Common Mistakes That Undermine Vetting Applications

Asking for contact information first. The applicant hasn't invested anything yet and has no reason to hand over their phone number. Contact capture belongs at Screen 6, after four or five screens of commitment-building questions.

Using a single long-scroll form. A wall of fields feels like a bureaucratic chore. Multi-step screens that present one topic at a time feel like a conversation. The format itself signals whether your program is premium or generic.

No conditional routing for unqualified applicants. Without branching, below-threshold applicants reach the same confirmation screen as qualified ones, book screening calls, and waste your time. A polite redirect to a waitlist or alternative offer is better for everyone.

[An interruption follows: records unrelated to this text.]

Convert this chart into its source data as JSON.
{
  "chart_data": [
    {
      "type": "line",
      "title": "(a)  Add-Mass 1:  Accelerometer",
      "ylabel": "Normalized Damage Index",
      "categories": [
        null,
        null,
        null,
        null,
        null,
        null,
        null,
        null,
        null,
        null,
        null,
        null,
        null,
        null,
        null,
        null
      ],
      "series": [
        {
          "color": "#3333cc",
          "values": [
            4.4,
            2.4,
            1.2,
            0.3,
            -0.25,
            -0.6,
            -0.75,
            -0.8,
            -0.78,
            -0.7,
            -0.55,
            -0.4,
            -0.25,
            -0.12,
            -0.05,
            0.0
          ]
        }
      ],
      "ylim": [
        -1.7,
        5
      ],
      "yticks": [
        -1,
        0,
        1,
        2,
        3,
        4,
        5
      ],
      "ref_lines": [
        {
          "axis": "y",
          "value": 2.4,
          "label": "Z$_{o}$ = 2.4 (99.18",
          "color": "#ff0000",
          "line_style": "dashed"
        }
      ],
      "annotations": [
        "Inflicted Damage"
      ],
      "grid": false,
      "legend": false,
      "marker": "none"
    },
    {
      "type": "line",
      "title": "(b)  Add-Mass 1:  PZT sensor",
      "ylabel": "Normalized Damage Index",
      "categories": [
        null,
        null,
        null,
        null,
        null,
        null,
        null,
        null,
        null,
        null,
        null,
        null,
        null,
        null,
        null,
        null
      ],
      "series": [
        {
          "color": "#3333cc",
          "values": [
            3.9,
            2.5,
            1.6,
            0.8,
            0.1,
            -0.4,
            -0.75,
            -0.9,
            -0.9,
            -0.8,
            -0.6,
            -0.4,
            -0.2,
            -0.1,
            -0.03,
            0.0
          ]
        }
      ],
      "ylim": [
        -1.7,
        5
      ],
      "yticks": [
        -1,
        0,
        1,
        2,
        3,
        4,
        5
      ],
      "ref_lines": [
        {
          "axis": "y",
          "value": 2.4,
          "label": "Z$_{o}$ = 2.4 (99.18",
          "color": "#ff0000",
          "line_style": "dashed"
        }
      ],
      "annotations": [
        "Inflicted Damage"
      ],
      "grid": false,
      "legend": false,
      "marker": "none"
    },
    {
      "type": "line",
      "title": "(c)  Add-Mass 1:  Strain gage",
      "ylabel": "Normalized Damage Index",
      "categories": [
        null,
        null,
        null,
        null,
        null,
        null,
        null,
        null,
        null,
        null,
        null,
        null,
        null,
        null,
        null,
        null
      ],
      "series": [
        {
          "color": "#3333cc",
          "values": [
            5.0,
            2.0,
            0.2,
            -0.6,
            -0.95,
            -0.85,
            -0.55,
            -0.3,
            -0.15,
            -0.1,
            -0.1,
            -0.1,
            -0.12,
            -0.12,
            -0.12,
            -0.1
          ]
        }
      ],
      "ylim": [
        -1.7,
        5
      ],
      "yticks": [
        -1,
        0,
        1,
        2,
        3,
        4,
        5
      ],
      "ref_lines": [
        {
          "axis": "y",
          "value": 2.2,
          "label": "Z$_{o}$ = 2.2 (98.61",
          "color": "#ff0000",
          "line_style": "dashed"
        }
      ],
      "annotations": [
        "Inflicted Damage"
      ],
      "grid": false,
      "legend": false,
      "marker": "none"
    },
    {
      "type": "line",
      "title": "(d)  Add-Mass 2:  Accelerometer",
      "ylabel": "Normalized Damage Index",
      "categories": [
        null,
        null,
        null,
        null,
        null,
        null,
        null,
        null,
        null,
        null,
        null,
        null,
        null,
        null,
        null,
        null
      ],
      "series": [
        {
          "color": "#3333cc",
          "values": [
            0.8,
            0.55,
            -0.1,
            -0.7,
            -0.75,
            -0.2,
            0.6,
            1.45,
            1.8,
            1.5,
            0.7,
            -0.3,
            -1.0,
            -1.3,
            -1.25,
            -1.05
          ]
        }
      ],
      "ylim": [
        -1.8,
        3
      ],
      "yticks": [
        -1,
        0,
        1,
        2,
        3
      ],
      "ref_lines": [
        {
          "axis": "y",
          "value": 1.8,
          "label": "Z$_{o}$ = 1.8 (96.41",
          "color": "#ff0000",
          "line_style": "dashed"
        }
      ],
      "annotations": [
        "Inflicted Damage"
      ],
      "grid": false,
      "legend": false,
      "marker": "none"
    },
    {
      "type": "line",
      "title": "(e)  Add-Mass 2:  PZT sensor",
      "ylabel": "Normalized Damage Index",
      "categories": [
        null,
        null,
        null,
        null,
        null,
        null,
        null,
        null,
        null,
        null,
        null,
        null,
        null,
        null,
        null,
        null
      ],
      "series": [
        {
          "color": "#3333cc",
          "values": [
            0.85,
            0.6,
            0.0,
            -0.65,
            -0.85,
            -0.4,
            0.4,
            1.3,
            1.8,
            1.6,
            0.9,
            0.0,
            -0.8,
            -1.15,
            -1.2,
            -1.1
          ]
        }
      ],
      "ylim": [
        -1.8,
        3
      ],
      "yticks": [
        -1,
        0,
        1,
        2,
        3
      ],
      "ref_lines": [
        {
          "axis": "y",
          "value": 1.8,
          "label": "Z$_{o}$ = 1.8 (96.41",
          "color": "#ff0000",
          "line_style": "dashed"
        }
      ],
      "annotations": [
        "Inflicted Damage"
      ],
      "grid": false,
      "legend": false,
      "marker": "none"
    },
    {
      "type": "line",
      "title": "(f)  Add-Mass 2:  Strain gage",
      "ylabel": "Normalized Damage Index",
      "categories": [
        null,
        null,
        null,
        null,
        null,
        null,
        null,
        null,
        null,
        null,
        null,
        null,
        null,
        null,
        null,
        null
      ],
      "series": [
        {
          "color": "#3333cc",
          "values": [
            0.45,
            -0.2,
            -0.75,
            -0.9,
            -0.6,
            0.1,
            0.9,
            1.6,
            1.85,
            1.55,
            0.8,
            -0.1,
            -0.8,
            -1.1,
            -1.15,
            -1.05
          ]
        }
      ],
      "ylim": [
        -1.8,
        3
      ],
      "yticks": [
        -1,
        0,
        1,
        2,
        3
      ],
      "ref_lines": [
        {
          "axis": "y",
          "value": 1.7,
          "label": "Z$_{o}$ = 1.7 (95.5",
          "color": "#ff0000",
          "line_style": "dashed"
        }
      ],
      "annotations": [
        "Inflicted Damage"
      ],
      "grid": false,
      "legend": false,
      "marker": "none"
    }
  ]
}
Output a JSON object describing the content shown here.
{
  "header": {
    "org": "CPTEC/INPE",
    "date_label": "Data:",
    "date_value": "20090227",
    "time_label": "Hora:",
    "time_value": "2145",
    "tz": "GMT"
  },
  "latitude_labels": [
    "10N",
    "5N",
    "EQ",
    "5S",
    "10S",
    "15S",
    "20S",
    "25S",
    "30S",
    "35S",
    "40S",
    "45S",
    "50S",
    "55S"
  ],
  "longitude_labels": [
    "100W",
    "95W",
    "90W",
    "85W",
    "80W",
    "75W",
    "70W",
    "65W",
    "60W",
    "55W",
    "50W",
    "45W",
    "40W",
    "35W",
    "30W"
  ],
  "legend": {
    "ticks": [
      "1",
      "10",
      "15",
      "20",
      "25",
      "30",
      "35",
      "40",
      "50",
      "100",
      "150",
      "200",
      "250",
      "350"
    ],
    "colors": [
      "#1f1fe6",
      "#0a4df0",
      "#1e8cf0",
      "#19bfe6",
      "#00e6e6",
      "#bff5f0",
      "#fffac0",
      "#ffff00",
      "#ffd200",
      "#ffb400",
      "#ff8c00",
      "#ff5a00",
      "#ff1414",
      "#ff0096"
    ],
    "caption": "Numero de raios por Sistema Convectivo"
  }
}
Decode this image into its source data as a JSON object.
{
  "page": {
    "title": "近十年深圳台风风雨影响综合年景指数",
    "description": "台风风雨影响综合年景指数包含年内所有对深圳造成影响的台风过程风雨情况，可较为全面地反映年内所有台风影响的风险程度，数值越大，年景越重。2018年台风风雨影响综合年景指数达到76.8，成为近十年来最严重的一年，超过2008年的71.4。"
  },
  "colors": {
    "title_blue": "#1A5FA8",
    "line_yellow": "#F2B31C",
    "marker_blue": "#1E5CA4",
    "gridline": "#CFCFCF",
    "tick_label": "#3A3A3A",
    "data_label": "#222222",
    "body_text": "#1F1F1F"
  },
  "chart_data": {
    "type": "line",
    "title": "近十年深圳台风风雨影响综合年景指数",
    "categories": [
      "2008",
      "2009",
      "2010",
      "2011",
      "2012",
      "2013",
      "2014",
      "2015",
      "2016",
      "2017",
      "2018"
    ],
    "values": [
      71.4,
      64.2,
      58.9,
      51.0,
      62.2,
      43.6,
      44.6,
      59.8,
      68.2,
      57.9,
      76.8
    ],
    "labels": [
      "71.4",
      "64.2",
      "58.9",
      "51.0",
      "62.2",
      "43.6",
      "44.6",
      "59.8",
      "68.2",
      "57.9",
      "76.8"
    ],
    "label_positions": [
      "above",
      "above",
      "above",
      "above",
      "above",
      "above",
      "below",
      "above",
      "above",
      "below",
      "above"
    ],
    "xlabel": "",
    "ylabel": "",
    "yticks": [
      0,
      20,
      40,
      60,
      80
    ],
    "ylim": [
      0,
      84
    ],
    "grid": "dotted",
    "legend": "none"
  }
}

Too many open-text questions. One or two open-text fields demonstrate commitment and reveal depth of thought. Five or more exhaust applicants and reduce completion without adding proportional qualification value.

No mobile optimisation. Meta and Instagram ads deliver almost entirely mobile traffic. A form that requires pinching, zooming, or horizontal scrolling will lose applicants who are genuinely qualified but simply impatient on a small screen.

Frequently Asked Questions

How many questions should a mastermind vetting application have?

Six to eight screens with two to four questions per screen is the practical range. That translates to roughly 15–25 individual questions. Fewer than five screens doesn't provide enough qualification signal. More than ten risks abandonment even from serious, committed applicants. The key constraint is that every question should serve a specific qualification purpose — if you can't explain why a question is there, cut it.

Should I ask about revenue directly, or is that too invasive?

Ask about revenue using ranges presented as visual selection tiles, not an open text field. Ranges like "$500K–$1M" or "$1M–$5M" are faster to answer, feel less invasive than a blank field, and produce cleaner data for qualification routing. Frame the question around peer alignment — "To ensure you're matched with founders at a similar stage" — which makes the purpose clear and reduces friction.

Where should I put the call booking step — before or after I review the application?

For applicants who pass all your qualification gates automatically (via lead scoring), embed the calendar widget directly on the qualified confirmation screen. This captures high-intent applicants at their moment of peak enthusiasm and fills your calendar without manual intervention. For applicants who need manual review, send a separate calendar link after you've assessed their application. Running both paths simultaneously is the most efficient approach at scale.

What should I do with applicants who start the form but don't finish it?

Partial submit capture collects whatever data an applicant entered before abandoning. For a program priced at $10,000 or more, a partial application represents a warm lead worth following up on personally. A short email — "We noticed you started an application and wanted to check if you had questions" — recovers a meaningful percentage of abandons. Without partial submit capture, that data is lost entirely.

How do I prevent unqualified applicants from booking a screening call?

Use conditional logic to gate the calendar booking screen. Only applicants who meet your revenue threshold, confirm budget readiness, and score above your lead score minimum should see the calendar embed. All other paths end with a waitlist confirmation or an alternative offer. This means your screening calendar fills exclusively with pre-qualified applicants, and you never have to open a call knowing within the first two minutes that it's going nowhere.

Do I need server-side tracking if I'm running ads to this application?

Yes, if you're running Meta ads. iOS privacy changes have significantly degraded browser-based pixel tracking, which means the "application submitted" conversion event may not reach Meta reliably through a standard pixel. Sending the event server-side via Meta's Conversions API ensures the signal arrives cleanly, which trains the algorithm to find more applicants who complete the full flow rather than just click through. Heyflow sends this data natively — no additional tag management or third-party middleware required.